Artigos de Braulio Tavares em sua coluna diária no "Jornal da Paraíba" (Campina Grande-PB), desde o 0001 (23 de março de 2003) até o 4098 (10 de abril de 2016). Do 4099 em diante, os textos estão sendo publicados apenas neste blog, devido ao fim da publicação do jornal impresso.
terça-feira, 26 de janeiro de 2010
1574) “Juno“ (29.3.2008)
O simpático filme de Jason Reitman é mais uma produção independente que se impõe no mercado americano. Ótimo sinal. Apesar dos blockbusters super-caros sobre super-heróis dos quadrinhos, o mercado dos EUA tem recebido bem estes filmes feitos com pouco dinheiro e que repousam nas qualidades tradicionais do cinema médio americano: roteiros sólidos, bons atores, direção voltada para a velha arte de contar uma história. O problema com essas características é a rapidez com que ficam defasadas depois de alguns anos. Parece que estamos no despontar de uma nova safra. Juno concorreu a três Oscars (filme, roteiro, atriz). Oscar jamais foi sinal de qualidade, mas funciona como termômetro de tendências. E pela segunda vez em dois anos seguidos o Oscar de roteiro original foi para um novato: desta vez Diablo Cody (no ano passado foi Michael Arndt por Pequena Miss Sunshine).

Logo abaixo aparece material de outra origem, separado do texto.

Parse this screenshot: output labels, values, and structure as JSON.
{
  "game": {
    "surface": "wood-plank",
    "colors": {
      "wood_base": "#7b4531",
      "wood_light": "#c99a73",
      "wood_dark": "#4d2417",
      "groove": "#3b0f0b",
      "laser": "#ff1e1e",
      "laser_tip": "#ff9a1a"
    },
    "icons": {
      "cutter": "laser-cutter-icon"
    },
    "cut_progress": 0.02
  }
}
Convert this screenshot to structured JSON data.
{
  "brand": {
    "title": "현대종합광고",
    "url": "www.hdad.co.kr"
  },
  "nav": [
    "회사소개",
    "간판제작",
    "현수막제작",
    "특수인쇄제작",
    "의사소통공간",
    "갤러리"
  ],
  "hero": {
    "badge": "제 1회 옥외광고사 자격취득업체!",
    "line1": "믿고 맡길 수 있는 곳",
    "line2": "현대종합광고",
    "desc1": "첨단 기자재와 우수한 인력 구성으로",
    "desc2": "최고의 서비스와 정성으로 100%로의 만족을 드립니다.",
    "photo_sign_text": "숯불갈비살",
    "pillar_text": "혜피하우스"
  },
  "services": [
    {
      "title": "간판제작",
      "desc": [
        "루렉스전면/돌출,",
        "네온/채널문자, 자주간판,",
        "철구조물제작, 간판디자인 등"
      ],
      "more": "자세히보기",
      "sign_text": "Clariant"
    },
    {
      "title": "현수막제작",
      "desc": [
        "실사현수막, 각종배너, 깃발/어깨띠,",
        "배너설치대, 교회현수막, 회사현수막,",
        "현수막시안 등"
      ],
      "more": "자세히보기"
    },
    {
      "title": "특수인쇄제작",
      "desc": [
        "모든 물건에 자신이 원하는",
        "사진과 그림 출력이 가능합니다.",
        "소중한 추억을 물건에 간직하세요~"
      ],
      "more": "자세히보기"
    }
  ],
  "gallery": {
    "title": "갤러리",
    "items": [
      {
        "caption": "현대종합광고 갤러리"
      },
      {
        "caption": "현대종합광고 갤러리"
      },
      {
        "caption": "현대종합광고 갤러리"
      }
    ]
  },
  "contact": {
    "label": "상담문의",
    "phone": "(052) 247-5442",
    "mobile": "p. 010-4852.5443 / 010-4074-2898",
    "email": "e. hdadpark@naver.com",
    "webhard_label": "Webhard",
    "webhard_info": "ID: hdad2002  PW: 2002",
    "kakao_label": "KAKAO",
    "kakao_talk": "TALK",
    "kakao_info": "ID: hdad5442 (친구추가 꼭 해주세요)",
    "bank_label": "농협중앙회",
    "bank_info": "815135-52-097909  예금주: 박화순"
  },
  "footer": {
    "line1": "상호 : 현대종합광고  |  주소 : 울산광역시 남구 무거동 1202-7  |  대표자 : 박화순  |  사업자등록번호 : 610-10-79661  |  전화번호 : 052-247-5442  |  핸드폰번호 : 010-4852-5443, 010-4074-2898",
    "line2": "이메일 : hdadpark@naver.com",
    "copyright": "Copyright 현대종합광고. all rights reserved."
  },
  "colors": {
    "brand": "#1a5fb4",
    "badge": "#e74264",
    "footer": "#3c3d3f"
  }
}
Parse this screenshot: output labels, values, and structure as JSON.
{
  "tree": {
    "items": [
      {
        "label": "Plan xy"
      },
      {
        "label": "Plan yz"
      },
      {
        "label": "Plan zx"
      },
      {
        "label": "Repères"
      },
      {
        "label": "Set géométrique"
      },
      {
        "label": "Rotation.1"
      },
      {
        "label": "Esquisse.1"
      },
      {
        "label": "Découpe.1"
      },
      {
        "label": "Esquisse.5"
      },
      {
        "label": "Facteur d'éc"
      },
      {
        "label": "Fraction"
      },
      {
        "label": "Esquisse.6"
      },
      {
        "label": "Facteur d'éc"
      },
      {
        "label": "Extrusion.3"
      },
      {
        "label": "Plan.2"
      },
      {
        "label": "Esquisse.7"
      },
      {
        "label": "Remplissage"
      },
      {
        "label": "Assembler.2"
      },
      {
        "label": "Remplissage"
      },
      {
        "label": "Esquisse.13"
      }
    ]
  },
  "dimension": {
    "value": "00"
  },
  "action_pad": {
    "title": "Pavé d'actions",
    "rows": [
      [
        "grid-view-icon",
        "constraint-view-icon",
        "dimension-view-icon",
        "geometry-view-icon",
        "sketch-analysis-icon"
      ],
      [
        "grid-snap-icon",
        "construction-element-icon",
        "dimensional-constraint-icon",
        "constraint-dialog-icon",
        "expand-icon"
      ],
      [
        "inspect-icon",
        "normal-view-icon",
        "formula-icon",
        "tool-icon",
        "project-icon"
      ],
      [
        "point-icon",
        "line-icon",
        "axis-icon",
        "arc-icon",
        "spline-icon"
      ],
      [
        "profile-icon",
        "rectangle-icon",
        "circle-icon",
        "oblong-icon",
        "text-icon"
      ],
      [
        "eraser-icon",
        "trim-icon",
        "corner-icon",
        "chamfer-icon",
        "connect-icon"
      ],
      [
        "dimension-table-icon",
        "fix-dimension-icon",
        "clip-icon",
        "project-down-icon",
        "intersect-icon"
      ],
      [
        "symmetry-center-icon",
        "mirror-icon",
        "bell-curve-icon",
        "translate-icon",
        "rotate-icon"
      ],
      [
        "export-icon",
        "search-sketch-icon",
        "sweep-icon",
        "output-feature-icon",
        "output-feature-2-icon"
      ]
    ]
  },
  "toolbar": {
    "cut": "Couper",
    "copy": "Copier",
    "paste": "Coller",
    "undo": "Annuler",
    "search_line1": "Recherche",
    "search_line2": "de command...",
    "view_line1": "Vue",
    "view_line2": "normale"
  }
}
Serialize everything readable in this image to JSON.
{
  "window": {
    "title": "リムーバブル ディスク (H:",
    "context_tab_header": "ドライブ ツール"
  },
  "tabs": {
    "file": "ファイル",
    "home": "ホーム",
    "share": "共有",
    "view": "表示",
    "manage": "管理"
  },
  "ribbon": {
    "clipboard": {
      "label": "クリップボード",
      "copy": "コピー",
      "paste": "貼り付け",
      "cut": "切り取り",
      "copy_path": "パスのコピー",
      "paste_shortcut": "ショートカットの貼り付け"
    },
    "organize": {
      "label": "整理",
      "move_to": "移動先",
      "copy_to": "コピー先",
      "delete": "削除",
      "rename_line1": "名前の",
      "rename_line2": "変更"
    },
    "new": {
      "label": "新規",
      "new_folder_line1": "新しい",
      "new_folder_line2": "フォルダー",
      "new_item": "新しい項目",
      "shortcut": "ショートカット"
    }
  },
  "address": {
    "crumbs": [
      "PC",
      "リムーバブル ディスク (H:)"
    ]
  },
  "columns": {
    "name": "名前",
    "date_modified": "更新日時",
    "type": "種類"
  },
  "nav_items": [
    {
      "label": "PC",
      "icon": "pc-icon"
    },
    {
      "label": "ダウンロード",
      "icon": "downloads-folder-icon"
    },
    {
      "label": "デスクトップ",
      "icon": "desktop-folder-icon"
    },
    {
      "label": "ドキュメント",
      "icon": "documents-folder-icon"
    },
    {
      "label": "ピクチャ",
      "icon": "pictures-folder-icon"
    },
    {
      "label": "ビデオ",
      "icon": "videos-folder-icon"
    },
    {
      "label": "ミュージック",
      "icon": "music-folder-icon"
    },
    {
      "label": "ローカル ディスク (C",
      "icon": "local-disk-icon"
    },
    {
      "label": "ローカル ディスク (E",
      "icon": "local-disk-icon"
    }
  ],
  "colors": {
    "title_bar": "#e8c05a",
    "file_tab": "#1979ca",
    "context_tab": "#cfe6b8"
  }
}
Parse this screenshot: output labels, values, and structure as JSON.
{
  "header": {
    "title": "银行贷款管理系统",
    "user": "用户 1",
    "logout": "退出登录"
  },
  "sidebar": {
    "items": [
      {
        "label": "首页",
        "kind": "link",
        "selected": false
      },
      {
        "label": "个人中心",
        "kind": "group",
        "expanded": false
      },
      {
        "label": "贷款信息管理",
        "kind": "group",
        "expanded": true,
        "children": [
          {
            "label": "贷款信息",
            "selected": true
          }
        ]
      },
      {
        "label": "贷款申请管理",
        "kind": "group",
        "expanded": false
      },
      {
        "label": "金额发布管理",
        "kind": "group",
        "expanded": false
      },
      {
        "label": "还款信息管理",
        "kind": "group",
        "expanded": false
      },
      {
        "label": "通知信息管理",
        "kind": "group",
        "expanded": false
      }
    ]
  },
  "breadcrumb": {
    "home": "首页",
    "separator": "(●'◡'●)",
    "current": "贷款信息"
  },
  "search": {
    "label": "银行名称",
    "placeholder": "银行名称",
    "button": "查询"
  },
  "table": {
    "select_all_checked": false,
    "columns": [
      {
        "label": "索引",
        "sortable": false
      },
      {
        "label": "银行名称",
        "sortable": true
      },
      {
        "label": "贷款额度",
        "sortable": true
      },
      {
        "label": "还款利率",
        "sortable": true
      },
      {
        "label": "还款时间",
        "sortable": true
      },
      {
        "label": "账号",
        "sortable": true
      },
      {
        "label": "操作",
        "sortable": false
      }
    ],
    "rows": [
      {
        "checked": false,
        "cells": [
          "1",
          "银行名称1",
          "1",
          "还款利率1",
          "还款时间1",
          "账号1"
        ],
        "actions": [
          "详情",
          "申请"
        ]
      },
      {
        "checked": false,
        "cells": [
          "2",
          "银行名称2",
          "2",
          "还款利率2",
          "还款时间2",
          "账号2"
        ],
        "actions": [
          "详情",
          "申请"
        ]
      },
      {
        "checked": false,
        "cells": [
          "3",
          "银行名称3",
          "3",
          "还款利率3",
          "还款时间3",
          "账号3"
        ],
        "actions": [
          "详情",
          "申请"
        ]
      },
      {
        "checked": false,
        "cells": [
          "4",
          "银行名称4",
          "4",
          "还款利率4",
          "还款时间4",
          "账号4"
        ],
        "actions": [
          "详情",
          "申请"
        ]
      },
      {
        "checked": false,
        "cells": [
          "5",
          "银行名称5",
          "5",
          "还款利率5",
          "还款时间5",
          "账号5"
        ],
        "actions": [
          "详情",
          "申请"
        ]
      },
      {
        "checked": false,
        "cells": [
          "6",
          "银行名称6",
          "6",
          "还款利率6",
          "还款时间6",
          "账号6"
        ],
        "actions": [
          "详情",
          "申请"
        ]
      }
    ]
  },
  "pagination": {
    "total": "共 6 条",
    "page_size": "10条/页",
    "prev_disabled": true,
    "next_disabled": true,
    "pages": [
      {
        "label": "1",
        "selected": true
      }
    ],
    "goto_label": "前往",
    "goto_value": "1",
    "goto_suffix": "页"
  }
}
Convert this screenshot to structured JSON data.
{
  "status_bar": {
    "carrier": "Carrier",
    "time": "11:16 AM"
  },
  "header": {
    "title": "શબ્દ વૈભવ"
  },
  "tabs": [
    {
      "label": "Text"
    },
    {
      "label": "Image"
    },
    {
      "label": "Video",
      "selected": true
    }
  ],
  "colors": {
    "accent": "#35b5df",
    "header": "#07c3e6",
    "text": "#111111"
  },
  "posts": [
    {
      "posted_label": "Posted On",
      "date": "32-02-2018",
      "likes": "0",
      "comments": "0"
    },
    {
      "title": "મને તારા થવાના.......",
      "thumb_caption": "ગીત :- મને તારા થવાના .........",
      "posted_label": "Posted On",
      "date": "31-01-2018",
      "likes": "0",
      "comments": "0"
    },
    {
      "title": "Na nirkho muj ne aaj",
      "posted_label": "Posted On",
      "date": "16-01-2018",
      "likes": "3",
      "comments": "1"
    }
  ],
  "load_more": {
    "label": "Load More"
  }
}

Juno nem parece muito um filme americano; lembra mais um filme canadense ou holandês. O que tem de mais americano são os diálogos, muito engraçados mas quase ininteligíveis pelo acúmulo de gírias (e mesmo nas legendas muita coisa se perde). Grande parte do peso do filme repousa na atriz principal, Ellen Page, que carrega o edifício assobiando, na ponta do dedo mindinho. O papel parece ter sido escrito para ela ou improvisado por ela. É o charme desconcertante de sua personagem, carismática e imprevisível, que nos arrasta para longe daquele atoleiro mortífero, o filme-de-família dos EUA, feito para celebrar sentimentos e valores humanos. Uma espécie de livro de auto ajuda preparado com a fórmula do comercial de chiclete de bola. Juno e Pequena Miss Sunshine podem ser um indício de que o filme-de-família da próxima década conseguirá finalmente tratar de forma tranquila e minimamente franca certos assuntos que o puritanismo dos EUA sempre repeliu com horror e procurou expulsar da tela: aborto, divórcio ou separação, homossexualismo, drogas, gente não-bonita, gente que não dá certo na vida.
Há uma curiosa coincidência comercial nesses dois filmes. Little Miss Sunshine custou cerca de 8 milhões de dólares e arrecadou no mundo inteiro cerca de 100 milhões. Juno custou 6,5 milhões e arrecadou 200 milhões até este mês de março. A esta altura há milhares de produtores e roteiristas de prancheta eletrônica em punho, dando Stop, Rewind e Play em cada palmo desses dois filmes, para extrair deles a fórmula mágica de multiplicar por 10 ou por 20 um investimento. Titanic (o filme mais lucrativo da História recente, em termos absolutos) custou 200 milhões e arrecadou cerca de 2 bilhões, mas, quem é que tem 200 milhões para dar um pontapé inicial num projeto? Muito melhor tentar conseguir essa proporção com um dispêndio mais modesto. Só espero que essa busca pela fórmula não venha a nos deixar soterrados de imitações, como anda ocorrendo no filme-de-serial-killer pós-Silêncio dos Inocentes e fantasia heróica pós-Senhor dos Anéis.